Having outbound support sending the same document multiple times was a mostly arbitrary decision I made back in SIH days. The most obvious solution here is to just reverse that: outbound documents only send once, on their first revision, and any subsequent edits are not supported.
@abbyad how do you feel about that last paragraph (you may ignore everything else at your convenience!). It is probably worth doing a runaround users to make sure no one is relying on that (it is doubtful), though I am wondering if you already know enough to make that exercise unnecessary.
Is there a way to identify from the outbound condition whether outbound has previously executed? If not, then I think running once it's better for now than running outbound blindly with any arbitrary edit of the doc.
This means we can't run outbound if a patient's phone number is edited, to verify it again. Running once it's better than duplicates, and I don't know of any project using this phone verification example, but worth nothing if that becomes a requirement in the future.
Is there a way to identify from the outbound condition whether outbound has previously executed?
Is "the outbound condition" referring to the relevant_to
function? If so, then no, because that function only has access to the doc, and the outbound execution log is against the doc's info doc.
Having said that, even if you did have access to it this wouldn't solve for:
This means we can't run outbound if a patient's phone number is edited, to verify it again.
Because knowing it has or hasn't run before doesn't let you know if you've already sent it for that particular phone number. Solving for this kind of thing requires a more complicated solution that is outside of the scope of 3.9.0 (unless we realise that we need to support both, in which case we might need to do something more complicated!), and there are several options we'd need to consider to best support this.
Agreed, any more complex evaluation seems beyond the scope of this feature for 3.9.
@brad1905 back to AT! In addition to other AT notes:
Actually hold off on that: I'm not sure, pending a response from @derickl, that we can move forward with this plan
@SCdF
Just had a chat with @kitsao and we can work around the limitation of sending once.
Great - moving back to AT.
OK I've fixed the merge conflicts and the latest build should now be testable, cc. @brad1905
OK here are the complete AT instructions:
-info
doc in the same way that the tasks currently do when they successfully completeAT has passed for desktop browser and Android app and this is ready to be merged
What feature do you want to improve?

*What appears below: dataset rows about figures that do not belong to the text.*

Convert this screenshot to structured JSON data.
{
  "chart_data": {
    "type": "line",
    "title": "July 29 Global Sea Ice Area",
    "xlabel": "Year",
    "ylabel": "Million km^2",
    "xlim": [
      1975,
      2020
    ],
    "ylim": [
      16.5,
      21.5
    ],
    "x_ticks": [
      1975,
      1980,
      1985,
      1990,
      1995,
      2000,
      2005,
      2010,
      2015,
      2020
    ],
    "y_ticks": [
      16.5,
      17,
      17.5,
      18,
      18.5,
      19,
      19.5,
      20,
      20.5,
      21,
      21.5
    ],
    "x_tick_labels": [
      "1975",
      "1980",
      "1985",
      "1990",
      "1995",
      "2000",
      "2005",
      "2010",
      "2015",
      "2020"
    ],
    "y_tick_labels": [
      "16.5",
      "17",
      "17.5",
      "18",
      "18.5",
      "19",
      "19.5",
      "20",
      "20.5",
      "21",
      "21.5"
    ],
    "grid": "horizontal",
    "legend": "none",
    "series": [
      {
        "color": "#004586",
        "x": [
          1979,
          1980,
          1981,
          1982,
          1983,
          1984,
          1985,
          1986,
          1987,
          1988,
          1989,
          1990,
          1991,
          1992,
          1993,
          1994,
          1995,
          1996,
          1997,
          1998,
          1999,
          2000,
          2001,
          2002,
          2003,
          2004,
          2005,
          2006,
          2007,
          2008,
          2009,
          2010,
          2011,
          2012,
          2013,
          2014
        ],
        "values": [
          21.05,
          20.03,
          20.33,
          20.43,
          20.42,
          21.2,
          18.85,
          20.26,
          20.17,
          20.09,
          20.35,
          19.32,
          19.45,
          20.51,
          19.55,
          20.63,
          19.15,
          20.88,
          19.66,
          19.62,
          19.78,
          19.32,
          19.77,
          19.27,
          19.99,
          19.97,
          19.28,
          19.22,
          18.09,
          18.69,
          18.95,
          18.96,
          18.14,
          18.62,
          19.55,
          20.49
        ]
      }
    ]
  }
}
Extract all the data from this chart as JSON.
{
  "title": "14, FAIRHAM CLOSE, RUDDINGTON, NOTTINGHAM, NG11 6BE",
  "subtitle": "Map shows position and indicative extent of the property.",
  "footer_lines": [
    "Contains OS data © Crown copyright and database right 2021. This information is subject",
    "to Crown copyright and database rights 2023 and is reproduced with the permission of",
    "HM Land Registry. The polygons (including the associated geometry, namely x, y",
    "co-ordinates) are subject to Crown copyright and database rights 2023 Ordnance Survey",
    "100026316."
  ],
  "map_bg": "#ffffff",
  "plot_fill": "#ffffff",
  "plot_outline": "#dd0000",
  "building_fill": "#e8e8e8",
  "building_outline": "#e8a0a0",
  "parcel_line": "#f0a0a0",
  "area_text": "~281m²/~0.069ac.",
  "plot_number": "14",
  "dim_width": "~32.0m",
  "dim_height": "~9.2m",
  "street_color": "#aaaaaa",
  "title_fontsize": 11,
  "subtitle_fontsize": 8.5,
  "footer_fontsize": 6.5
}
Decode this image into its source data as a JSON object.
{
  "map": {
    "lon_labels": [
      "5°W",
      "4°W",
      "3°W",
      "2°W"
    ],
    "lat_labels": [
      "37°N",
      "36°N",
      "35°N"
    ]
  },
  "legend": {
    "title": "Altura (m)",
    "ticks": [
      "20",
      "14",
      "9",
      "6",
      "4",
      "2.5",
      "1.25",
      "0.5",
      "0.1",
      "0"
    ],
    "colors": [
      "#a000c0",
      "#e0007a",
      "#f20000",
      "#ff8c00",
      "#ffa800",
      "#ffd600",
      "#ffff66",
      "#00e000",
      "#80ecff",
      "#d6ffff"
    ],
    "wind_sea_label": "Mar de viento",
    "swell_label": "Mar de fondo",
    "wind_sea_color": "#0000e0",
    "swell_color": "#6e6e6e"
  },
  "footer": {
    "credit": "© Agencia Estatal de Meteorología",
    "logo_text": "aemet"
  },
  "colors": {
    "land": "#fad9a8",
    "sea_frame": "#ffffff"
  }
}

Outbound push
Describe the improvement you'd like Sentinel currently schedules outbound push every five minutes. For some workflows, like messaging using RapidPro, it would be ideal if those pushes happened as soon as possible so that the creation of a report or contact could trigger a messaging workflow immediately for CHWs or patients.
Describe alternatives you've considered It is possible to manually reduce the schedule interval from 5 minutes to 2 minutes, but it is unclear what implications that has if a push doesn't complete before the schedule is run again. There could be scenarios when even 2 minutes is a long time to wait for the outbound push to complete, eg phone number verification.
Additional context Setting the interval to 1 minute caused errors and the outbound push didn't work. Also, having the push interval to be less than 2 minutes is possibly more important for testing and demo purposes than in real life. We don't have an actual use case or deployment needing it to be more immediate yet.